Raconter l'histoire, cela requiert du temps, cela demande du recul. Il y a toujours un décalage entre l'événement et le moment où on le raconte. Et cela s'applique au rap bien sûr. Il y a seulement dix ou quinze ans de cela, la littérature à son sujet était éparse et parcimonieuse. Et si maintenant elle est abondante, elle est écrite par les vieux. Il y aujourd'hui une survalorisation et une surmédiatisation du rap de la génération ancienne, celle des années 90 et 2000, dans les livres à son sujet. Le point de vue dominant, l'esthétique prévalente, sont ceux des gens qui ont grandi à ces époques. A part les têtes d'affiche, les rappeurs de la décennie passée n'ont pas encore gagné les faveurs des plumitifs du hip-hop.
Voilà pourquoi L'enfer sur Terre est un livre précieux. Il comble ce manque. Il passe en revue, une scène régionale après l'autre, plusieurs dizaines des gens qui ont fait des années 2010 un autre moment exaltant de l'histoire du rap.
Qui plus est, il a été écrit par deux prescripteurs avertis de la critique en France, Mohamed Magassa et Nicolas Pellion.
Il y a dans leur sélection des gens populaires (Future, Young Thug, Kendrick Lamar, les vétérans Lil Wayne et Kanye West, etc.), mais vous entendrez peu parler de Drake, Mac Miller, Big Sean, J. Cole et Travis Scott. A leur place, les auteurs ont préféré traiter de Mach-Hommy, Mozzy, Young Nudy, Drakeo the Ruler, RXK Nephew et Payroll Giovanni. Sans snobisme aucun, sont sélectionnés les gens qui leur paraissent les plus significatifs, et pas l'écume des jours.

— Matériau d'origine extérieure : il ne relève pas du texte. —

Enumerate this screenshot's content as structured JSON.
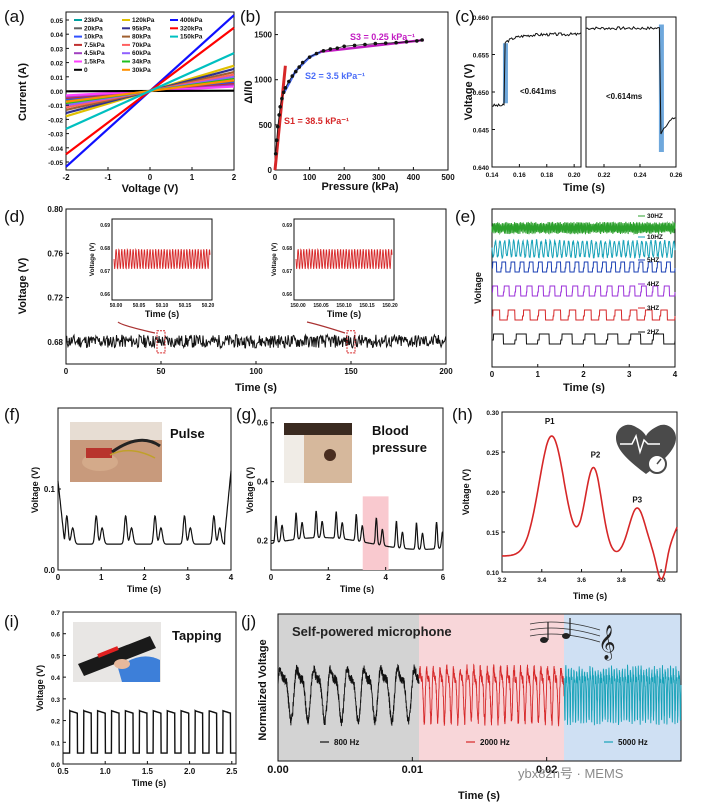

Ce panthéon, on le connait. C'est celui qu'un des auteurs, Nicolas Pellion, défend depuis des années sur son blog culte Pure Baking Soda. Ce livre, en quelque sorte, concentre et parachève ses efforts. La parenté avec le site web est d'autant plus marquée qu'on y retrouve les illustrations caractéristiques de son fidèle acolyte Hector de la Vallée, et parfois, en partie, les mêmes textes. On y renoue aussi avec ce style qui est annoncé par le sous-titre, "une décennie de rap-fiction".
Rap-fiction. C'est un peu cela. Les auteurs ne se contentent pas de parler de la vie et de l'œuvre des rappeurs : ils les extrapolent. Nicolas Pellion, notamment, est de ces critiques et anthologistes qui utilisent les œuvres des autres pour construire la leur. Comme sur Pure Baking Soda, ces textes sont de quasi-constructions littéraires où l'auteur aborde le rap à travers son propre univers culturel. Il nous emporte dans son domaine, dans un monde où l'on trouve les livres de H. P. Lovecraft et de Philip K. Dick, ou les jeux vidéo de sa jeunesse, au point que cela paraisse parfois tiré par les cheveux, comme avec ce "Detronomicon" qui décrit l'une des scènes les plus palpitantes des années 2010, celle de Detroit.
Mais avant le sous-titre, il y a le titre, et il n'est pas anodin non plus. Il est question d'un enfer sur Terre. Et celui-ci, c'est le monde réel. La prose des auteurs peut parfois sembler fantaisiste et esthétisante, mais ils sont aussi très terre-à-terre. S'il est une chose qu'ils n'oublient pas, c'est que l'art le plus puissant est toujours, toujours, social, même (et surtout) quand il semble être tout le contraire. Le rap est une musique qui se nourrit encore de l'histoire particulière de la société afro-américaine. De la ségrégation qui, malgré tout, sournoisement, poursuit toujours sa vile œuvre, en particulier dans les quartiers les plus défavorisés d'Amérique.
Le rap des années 2010, celui célébré par les auteurs, a plusieurs apparences. Evolution de la trap music et survivance du vieux boom bap, paroles cérébrales et posture nihiliste, souci du sens et art de l'absurde, posture esthétisante et rythme de bulldozer, introspection et matérialisme... aucun des styles défendus par les nombreux rappeurs abordés ici n'est le même. Certains sont, dans la vie, des gens bien, et d'autres sont des créatures absolument détestables. Mais quasiment tous, sous des formes diverses et variées, font du gangsta rap. Ils parlent de ces voies dangereuses, rapides et souvent fantasmées d'ascension sociale, qui parfois, leur ont semblées les seules possibles : la délinquance, et son corollaire qu'est la fuite dans la drogue. Tous, à leur façon, pour paraphraser les auteurs, nous font bel et bien voir "l'histoire récente des Etats-Unis comme un cauchemar éveillé".